Memories of Sensei Koan

March 7, 2025

by Mark Shogen Bloodgood

I met Sensei Koan in the fall of 1999 when I first stepped through the Temple Gates at ZCLA. At the time, Sensei was commuting from Santa Barbara on the weekends, which became my own pattern for the next 20 years.

He was a role model for me in those early years with his calm demeanor and steadfast practice. Koan helped inspire my own calling to the priesthood. When Roshi Egyoku had him begin offering face-to-face (daisan), I was his first “guinea pig.” I’ll never forget it; we met in the Southeast room above the zendo.

It was through our prison work that we really bonded. Koan mentored me from the start. For many years, he and Nagy (Rev. Daniel Nagacitta Thich Minh Nhat Buckley, Jr.) would come up to San Luis Obispo monthly to join me in visiting inmates at the California Men’s Colony (CMC). They would spend a night or two at our home. Our friendship deepened. They also befriended my wife, Karla, always a gracious host. She is also an avid gardener and Koan was a certified Master Gardener. So they hit it off immediately. Now Nagy was a character, often spinning one corny joke after another. He’d have us in tears laughing. Koan, who had to listen to Nagy on the four-hour drive to SLO in addition to the time spent with us, would often say, “Stop it, Nagy…you’re killing me!” A profound teaching from Koan regarding the prison sangha was to “Just show up.” I’ve used that teaching not only in the prison work but through all of my practice. Just show up.

Early on, Karla met Koan’s wife Jill Genji Yeomans, and, like Koan and I, they became fast friends. To this day, the two of them talk on the phone almost every day of the week!

At Dargon’s Pub in with Genji, Karla, and Shogen.

Sensei Koan married Genji in April of 2015. Nagy officiated and I was his best man. Karla helped plan and coordinate the wedding. Much later I found out that Koan’s neurologist in Santa Barbara had told Genji and Koan that they should marry soon and get his affairs in order. The doctor scheduled an appointment with the University of San Francisco’s Neurology department for the month after their wedding. So symptoms were manifesting even back then. Ultimately a diagnosis was made: Multiple System Atrophy (MSA)—Parkinson’s. This is a rare neurogenerative disease. After two years, as the disease progressed, Jill wasn’t able to care for him at home. He kept falling and it was becoming impossible for her to get him up. Eight years ago, following one such event, he was hospitalized, then sent to a skilled nursing home and finally moved into Vista Del Monte—a retirement community. Here he spent time in their Independent Living and Assisted Living facilities and finally was moved to their memory care unit.

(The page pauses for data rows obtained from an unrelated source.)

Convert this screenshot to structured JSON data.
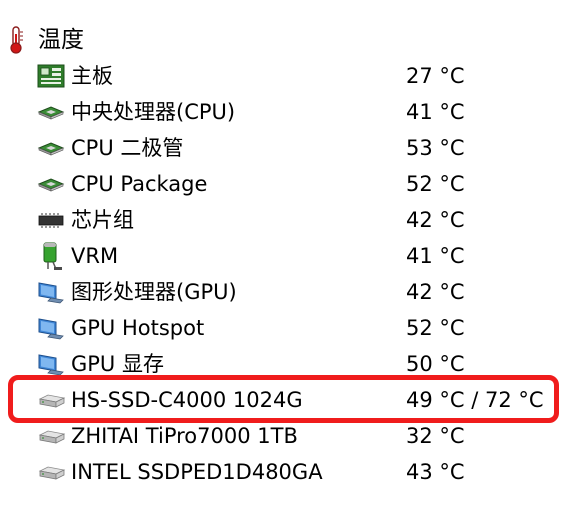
{
  "colors": {
    "highlight": "#f01c1c",
    "chip": "#2f7d2b",
    "monitor": "#3f86d6"
  },
  "root": {
    "label": "温度",
    "icon": "thermometer-icon"
  },
  "items": [
    {
      "label": "主板",
      "value": "27 °C",
      "icon": "motherboard-icon"
    },
    {
      "label": "中央处理器(CPU)",
      "value": "41 °C",
      "icon": "cpu-chip-icon"
    },
    {
      "label": "CPU 二极管",
      "value": "53 °C",
      "icon": "cpu-chip-icon"
    },
    {
      "label": "CPU Package",
      "value": "52 °C",
      "icon": "cpu-chip-icon"
    },
    {
      "label": "芯片组",
      "value": "42 °C",
      "icon": "chipset-icon"
    },
    {
      "label": "VRM",
      "value": "41 °C",
      "icon": "vrm-capacitor-icon"
    },
    {
      "label": "图形处理器(GPU)",
      "value": "42 °C",
      "icon": "gpu-monitor-icon"
    },
    {
      "label": "GPU Hotspot",
      "value": "52 °C",
      "icon": "gpu-monitor-icon"
    },
    {
      "label": "GPU 显存",
      "value": "50 °C",
      "icon": "gpu-monitor-icon"
    },
    {
      "label": "HS-SSD-C4000 1024G",
      "value": "49 °C / 72 °C",
      "icon": "drive-icon"
    },
    {
      "label": "ZHITAI TiPro7000 1TB",
      "value": "32 °C",
      "icon": "drive-icon"
    },
    {
      "label": "INTEL SSDPED1D480GA",
      "value": "43 °C",
      "icon": "drive-icon"
    }
  ]
}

Throughout these years, I was able to “just show up” as my schedule allowed. I would bring Sensei’s rakusu. We would chant and sit zazen and talk. We went out to lunch until he could no longer leave the facility. These were special times. Often Karla would join me and we would stay at Jill’s house to also support her.

Over our years together, notwithstanding the 5th precept, some of my favorite memories of Koan were the pub crawls we did in Santa Barbara for many years on his birthday, December 24. Friends and family would join us along the way. We’d always end up at Dargan’s Irish Pub. In 2024 when Koan was too ill to leave the facility, Jill, Karla, I, and others had a meal there to celebrate his birthday. (Their vegan Shepard’s pie is to die for!) And this year, after he passed, family and friends once again gathered at Dargan’s on his birthday. It was the same day we spread his ashes around trees he’d planted in Santa Barbara.

As Roshi Egyoku shared in her remembrance, Koan first started practicing at ZCLA as a result of listening to a talk by Sensei Daishin at the University of Santa Barbara. In that talk, Sensei Daishin spoke of emptiness. Koan told me, it was this that so intrigued him that he began his Zen journey. Shortly before Daishin died in 2022, I was able to orchestrate a cell phone call between Daishin and Koan. That day, they were both “with it” enough, cognitively speaking, and able to share some stories and memories and say their goodbyes. It was so moving.

Shaving Shogen’s head before his Tokudo 2012

In 2018 Koan wrote an article for the Water Wheel “Watching the Universe Come and Go.” It started “I was sitting on my back deck a couple of days ago, when an orange fell off the tree and landed in a compost bin.”

Later it reads:

…Form is emptiness and emptiness is form. The process by which this happens is the mystery of the universe. I don’t expect that the former orange will become a new orange, but it will become something. When an orange blossom or a human egg is fertilized, they begin to draw upon the storehouse of materials available to them. Emptiness becomes form. The extent to which I can see and appreciate form and emptiness, as well as space, is the degree to which I am able to appreciate my own mortality as well as my own eternity…


Roshi Shogen is the guiding teacher at San Luis Obispo Zen Circle.